オレはどうにかしちまったんだろうか。この女はオレに何をしたのか。その真意を知りたいのに、こうして身体を交わらせれば余計にわからなくなってくるような気がする。彼女の背中に腕を回して、縛られた腕ごと抱きしめた。手のひらに彼女の肌と、縄の感触がある。ずっとこうしていたいと思うのは何故だろうか。名前を呼びたくなる。彼女にも呼んで欲しかった。
「ナマエ……。あんた、もしかして処女だったのかい」
彼女の中から抜いた自分の性器にぬるりとまとわりつく鮮やかな血を見ながらそう尋ねた。彼女は熱に浮かされたような顔のままに頷く。今は自分の下半身から目を逸らさずに見つめていた。
「なら、やっぱり痛かったんだな?」
「少し。でも気持ちよかったよ」
「今も痛むのか?」
「平気だって。腕、しびれてるけど」
「ああ、外そう」
「眠たいよメローネ。さむいし。ここってどこ?」
「オレのセーフハウスの地下だ。上に行くか?」
「うん。ベッドで眠りたい」
「悪いがベッドが無いんだ。ソファーでもいいかい」
「あなたらしいね」
どうしてかくすくすと笑っていた。くったりと力の入らない身体を抱き上げてから、縄を解くのが先だったかと気がついた。しかし彼女は相変わらず後ろ手を縛られたままだというのに、オレの胸元に頬を寄せて目を閉じた。

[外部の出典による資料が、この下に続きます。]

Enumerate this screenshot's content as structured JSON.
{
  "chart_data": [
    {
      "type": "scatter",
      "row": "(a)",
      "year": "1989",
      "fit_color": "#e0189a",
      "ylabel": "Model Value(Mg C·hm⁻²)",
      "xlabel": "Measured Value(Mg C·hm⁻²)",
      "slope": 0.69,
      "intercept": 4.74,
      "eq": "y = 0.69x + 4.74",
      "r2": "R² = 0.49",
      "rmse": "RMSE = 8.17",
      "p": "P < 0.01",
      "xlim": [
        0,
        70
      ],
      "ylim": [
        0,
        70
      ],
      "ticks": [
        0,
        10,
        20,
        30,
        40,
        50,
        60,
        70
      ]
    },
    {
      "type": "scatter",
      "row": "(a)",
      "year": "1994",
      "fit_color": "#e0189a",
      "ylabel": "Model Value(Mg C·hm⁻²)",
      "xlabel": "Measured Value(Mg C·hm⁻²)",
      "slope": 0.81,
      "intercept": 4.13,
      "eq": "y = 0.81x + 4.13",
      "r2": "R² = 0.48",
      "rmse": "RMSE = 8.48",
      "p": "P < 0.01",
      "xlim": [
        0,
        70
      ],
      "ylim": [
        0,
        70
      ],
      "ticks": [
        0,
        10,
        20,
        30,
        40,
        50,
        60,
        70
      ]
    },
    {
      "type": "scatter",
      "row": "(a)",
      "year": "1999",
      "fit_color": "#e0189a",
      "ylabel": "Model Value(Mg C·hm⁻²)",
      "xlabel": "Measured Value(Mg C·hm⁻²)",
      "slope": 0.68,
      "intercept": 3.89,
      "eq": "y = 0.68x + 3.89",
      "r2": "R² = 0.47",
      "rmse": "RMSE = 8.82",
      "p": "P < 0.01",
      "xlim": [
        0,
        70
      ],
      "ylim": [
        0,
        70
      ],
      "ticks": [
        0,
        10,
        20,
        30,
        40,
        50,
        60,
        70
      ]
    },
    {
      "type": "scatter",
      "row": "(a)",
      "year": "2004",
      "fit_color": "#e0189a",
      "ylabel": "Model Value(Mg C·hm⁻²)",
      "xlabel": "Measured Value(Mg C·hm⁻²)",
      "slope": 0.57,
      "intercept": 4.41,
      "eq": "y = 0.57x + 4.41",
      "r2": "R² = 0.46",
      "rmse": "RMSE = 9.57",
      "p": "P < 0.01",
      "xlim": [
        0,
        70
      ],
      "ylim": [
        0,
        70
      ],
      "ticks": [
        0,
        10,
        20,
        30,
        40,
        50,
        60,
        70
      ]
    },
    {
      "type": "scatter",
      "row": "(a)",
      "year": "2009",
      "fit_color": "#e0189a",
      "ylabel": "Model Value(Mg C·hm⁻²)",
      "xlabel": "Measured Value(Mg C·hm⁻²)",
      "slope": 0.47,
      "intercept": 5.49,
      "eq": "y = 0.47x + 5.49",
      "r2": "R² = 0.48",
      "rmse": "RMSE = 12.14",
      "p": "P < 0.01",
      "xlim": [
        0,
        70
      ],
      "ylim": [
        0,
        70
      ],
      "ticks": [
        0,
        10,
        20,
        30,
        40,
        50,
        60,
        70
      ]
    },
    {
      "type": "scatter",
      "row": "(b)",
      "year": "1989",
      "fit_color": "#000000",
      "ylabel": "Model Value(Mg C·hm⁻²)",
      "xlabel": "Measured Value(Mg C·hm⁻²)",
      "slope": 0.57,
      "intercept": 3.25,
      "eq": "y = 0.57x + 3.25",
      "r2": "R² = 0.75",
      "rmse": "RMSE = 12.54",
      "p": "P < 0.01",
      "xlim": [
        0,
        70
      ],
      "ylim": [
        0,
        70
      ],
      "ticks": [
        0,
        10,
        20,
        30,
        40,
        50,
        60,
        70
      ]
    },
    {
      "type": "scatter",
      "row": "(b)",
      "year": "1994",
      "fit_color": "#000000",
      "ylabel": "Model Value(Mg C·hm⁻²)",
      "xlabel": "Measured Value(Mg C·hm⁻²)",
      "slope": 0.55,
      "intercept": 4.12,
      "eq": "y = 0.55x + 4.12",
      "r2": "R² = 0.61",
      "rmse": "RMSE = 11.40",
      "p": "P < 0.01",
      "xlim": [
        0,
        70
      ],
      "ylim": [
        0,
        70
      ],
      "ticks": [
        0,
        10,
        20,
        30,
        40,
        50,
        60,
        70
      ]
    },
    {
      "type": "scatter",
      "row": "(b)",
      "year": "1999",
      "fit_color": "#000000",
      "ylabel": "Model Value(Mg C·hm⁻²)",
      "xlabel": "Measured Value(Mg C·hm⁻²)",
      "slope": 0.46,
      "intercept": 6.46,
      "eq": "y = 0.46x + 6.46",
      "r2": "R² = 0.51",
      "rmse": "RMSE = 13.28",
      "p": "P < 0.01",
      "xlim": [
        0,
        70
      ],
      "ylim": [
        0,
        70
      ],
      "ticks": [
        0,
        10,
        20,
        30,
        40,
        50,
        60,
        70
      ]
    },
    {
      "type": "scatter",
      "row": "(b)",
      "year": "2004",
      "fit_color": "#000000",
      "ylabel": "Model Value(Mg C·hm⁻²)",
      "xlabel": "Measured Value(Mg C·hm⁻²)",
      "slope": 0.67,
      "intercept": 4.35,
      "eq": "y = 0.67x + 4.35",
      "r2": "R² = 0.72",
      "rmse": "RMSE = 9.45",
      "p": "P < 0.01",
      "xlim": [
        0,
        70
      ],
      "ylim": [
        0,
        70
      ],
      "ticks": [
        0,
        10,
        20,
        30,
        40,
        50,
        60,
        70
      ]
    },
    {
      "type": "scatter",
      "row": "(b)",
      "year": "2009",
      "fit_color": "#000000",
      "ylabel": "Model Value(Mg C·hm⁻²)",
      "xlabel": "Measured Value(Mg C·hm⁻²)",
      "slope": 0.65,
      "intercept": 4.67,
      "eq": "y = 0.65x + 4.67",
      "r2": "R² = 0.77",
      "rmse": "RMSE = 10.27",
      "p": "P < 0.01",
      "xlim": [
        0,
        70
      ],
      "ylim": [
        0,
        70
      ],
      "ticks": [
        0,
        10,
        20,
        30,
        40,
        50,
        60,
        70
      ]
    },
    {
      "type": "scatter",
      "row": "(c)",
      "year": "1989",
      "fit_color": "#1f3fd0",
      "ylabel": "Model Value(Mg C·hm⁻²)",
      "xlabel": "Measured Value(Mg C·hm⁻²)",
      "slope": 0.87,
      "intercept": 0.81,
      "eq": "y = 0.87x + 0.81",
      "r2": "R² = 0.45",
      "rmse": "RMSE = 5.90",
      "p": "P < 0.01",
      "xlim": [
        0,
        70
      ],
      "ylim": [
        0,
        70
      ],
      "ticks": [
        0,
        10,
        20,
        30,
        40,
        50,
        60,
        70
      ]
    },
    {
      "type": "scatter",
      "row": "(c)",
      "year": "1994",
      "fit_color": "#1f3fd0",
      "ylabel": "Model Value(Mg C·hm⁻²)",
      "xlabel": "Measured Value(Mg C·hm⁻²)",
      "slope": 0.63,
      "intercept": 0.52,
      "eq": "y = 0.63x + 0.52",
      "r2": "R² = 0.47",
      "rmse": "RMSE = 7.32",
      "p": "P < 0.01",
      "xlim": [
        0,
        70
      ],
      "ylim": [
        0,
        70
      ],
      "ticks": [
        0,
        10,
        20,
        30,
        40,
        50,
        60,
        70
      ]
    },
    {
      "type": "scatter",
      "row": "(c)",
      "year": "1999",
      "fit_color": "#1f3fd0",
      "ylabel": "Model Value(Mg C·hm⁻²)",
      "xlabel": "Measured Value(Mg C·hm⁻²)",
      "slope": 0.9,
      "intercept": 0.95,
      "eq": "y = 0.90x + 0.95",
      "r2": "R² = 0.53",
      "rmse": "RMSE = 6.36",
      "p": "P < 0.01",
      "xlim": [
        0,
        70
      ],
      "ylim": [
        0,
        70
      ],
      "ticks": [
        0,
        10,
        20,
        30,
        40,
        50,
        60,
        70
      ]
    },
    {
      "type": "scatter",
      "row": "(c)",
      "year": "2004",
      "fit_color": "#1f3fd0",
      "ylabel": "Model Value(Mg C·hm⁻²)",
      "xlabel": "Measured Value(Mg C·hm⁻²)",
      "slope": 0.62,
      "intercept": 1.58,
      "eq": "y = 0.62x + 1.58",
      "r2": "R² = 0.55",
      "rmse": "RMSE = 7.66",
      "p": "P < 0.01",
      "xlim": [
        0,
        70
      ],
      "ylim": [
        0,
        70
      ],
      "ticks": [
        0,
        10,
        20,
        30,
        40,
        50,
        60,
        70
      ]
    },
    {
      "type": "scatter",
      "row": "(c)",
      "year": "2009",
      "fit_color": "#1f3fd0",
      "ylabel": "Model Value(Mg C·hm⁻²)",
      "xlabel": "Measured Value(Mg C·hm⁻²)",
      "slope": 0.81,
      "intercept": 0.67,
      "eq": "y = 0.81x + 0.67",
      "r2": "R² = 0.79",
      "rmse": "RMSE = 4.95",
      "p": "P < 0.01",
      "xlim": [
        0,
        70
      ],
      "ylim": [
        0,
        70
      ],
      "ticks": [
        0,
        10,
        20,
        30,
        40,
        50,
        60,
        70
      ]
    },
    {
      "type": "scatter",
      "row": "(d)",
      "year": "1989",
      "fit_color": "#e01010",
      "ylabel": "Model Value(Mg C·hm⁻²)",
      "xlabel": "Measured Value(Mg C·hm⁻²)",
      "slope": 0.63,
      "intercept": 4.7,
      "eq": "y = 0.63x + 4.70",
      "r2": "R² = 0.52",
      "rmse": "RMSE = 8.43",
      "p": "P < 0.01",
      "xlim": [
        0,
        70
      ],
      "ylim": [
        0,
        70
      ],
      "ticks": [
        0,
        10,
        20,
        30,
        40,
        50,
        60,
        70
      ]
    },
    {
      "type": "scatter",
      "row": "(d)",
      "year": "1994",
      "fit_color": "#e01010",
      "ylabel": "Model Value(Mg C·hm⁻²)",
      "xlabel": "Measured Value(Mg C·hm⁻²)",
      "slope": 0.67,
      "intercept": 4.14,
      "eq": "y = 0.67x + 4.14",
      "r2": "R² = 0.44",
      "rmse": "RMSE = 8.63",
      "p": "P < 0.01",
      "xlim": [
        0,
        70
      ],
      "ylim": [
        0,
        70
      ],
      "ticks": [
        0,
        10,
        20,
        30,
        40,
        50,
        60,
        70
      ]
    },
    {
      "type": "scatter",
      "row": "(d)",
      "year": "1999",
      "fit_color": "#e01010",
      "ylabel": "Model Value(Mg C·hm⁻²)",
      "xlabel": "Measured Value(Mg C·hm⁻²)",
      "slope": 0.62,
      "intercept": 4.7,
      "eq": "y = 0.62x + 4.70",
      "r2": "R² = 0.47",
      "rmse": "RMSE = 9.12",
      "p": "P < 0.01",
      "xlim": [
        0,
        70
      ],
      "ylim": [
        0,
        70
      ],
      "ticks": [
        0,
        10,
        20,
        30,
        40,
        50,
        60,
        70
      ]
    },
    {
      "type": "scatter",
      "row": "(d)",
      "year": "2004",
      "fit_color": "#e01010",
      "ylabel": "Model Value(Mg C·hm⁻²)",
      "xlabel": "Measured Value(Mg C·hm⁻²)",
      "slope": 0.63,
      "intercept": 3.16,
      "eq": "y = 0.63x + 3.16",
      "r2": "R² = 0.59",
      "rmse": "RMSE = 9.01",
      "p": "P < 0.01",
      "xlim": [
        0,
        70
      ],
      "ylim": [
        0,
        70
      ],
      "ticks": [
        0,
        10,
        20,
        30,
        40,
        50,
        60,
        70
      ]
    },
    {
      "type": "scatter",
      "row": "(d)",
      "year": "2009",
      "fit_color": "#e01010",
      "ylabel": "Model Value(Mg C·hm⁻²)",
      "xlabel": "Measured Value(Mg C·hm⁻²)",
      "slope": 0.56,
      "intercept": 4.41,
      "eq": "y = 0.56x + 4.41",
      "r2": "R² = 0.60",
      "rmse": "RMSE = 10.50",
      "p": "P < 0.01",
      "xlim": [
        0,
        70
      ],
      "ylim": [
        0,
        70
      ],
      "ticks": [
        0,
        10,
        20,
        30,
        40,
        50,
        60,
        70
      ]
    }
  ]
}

「なぁ……。怒らないのかあんたは。オレはあんたに酷いことをしたよな?……最初ってのは女には大事なんだろう」
「怒んないよ。スタンドだって出してないでしょう。あなたをぶん殴ることだってできたよ」
「何故だ?」
「わたしメローネのことが好きなの」
「好き……?どういう風に?」
「たぶん、男の人として求めてる」
そう言われて、自分が彼女を異性として求めていたことに気がつく。オレはおそらく、彼女との時間が欲しい。うっすらとそう思った。
オレがいつも適当に眠ってる大きなソファーに彼女を寝かせて、いい加減に縄を解いた。毛布を探してきて被せようとすると、彼女に弱々しく腕を引っ張られた。その手首から肘にかけて、縄の酷い痕が残っていた。それは恐らく、美しくはなかった。
そんな手に引かれるままに彼女と一緒に狭苦しくソファーに横になる。そうすると、彼女は目を閉じてすぐに眠ってしまった。メローネ、と小さくひとつ呟いてから。
セロトニンでも出ているんだろうか。彼女の寝顔を見ていて沸き起こるこの高揚は一体どこから来るのか。
オレは不安でずっと、彼女を腕に抱いたまま眠らずにいた。目を覚ました、ロープを解かれている彼女は、オレ元から消えなかった。